長いヴァージョンと言っても98分。冗長な感じは全くしないものでした。増えていたり長くなっていたところは、
・なめんじゃねえぞってバスルームで泣くところ ・クラブのシーン ・発砲→爆発→戦争のシークエンス ・銃密造についてのチャット部分 ・ヤクザ(井筒さん・笑)が殺されるシークエンス ・その後合田が同じ現場で銃を探しているところを中国人マフィアに見付かって、追い返されるシーン ・合田が千里を探すシーン ・合田、警官、後藤の追いかけっこ ・千里が合田の部屋で遊ぶシーン
この辺りかなー。まるっと足されたシーンは少なく、各シーンがちょっとずつ長くなっていた感じでした。その分合田の心の動きが解りやすくなっていた。おえーんまた観たいー。一週間だけの上映じゃ勿体ない。
千里が合田の部屋で遊ぶシーン大好きー。あの部屋、巣みたいなんだよね。
発砲→爆発→戦争のシークエンスはプログレスヴァージョンでも衝撃的で、音と画面のシンクロの迫力は瞬きするのも惜しかったところ。ここが今回強調されていたのも、合田の銃への執着、妄執に繋がりやすくなっている。多分この時点で、合田は実際に銃を手に入れても、そしてその銃を撃っても生きていることの実感を取り戻せないことに気付いている。それは後藤に銃を向けられた時にも変わらないが、工藤と対峙することによって目覚めさせられる。あるいは、千里とアジトへ向かう道行で。

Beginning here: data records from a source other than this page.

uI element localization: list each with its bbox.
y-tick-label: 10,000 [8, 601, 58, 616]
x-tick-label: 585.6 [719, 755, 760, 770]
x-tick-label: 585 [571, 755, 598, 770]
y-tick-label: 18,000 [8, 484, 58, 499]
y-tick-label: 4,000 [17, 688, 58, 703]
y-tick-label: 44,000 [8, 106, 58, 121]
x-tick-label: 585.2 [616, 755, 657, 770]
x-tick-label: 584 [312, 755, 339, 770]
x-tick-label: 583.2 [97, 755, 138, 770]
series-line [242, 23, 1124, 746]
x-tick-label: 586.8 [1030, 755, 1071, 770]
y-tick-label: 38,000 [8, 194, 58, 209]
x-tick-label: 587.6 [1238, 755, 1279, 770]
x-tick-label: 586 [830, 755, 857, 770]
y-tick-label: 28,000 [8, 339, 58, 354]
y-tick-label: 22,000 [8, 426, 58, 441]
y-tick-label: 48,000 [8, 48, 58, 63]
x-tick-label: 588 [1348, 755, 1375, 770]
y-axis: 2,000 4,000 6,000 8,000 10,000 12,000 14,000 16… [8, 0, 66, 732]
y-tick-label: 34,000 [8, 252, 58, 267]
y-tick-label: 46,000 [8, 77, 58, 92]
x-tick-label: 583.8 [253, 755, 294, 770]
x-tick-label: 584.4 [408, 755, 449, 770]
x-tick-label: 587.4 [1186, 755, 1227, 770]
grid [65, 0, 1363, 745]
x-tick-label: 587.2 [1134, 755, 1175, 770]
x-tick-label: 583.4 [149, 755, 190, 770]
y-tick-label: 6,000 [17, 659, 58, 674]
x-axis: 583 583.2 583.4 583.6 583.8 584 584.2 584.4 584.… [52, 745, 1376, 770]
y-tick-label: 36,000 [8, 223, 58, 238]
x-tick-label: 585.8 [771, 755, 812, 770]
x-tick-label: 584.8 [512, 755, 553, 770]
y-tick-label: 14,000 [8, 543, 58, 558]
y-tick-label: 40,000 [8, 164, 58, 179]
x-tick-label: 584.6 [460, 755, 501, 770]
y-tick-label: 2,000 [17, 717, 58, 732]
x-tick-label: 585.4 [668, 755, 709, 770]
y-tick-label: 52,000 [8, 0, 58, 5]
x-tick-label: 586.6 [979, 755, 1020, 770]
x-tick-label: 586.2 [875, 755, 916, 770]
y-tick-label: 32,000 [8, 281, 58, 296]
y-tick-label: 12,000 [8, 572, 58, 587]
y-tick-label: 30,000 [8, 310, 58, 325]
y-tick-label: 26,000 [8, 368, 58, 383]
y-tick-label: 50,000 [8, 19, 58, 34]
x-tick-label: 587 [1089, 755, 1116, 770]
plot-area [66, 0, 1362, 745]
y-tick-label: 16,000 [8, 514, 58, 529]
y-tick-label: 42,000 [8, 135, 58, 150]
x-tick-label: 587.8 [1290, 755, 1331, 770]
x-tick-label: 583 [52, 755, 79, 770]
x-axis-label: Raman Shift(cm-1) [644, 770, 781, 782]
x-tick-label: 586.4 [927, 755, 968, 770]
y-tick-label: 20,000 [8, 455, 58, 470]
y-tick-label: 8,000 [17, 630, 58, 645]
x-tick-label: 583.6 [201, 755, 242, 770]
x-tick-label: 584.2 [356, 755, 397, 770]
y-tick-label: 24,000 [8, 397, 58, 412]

いやーそれにしても、何度観ても工藤=井川比佐志さんが格好いい。序盤のニコニコしたおじさんの本当の顔はこれだった。いや、ニコニコも本当の顔なんだろうな。ああしてしか生きる道がなかった時代、それを経ての今の穏やかな生活。しかし、元の道にはいつでも戻れる。最後は銃でなく、素手で千里と後藤を痛めつけたことも印象深い。結局あの世にもこの世にも、持っていけるのは自分の身体だけ。
前にも書いた憶えあるけど、これ「おっさんが少女とこういうふうになりたーいって妄想を撮ったようなもんじゃん!」と言われてしょんぼりしたことがあったんだけど(自分が撮った訳でもないのに(笑))、観直す度に思いますよ、「いや、その妄想は観る価値があるね!」塚本監督の作品って、どれもが塚本監督の妄想で、その画面、その音をこうやって見せてもらえることはとても嬉しい。
と言う訳で、『鉄男TBM』前に過去作品をスクリーンで観直すことが出来てよかった。いよいよ明日は初日です。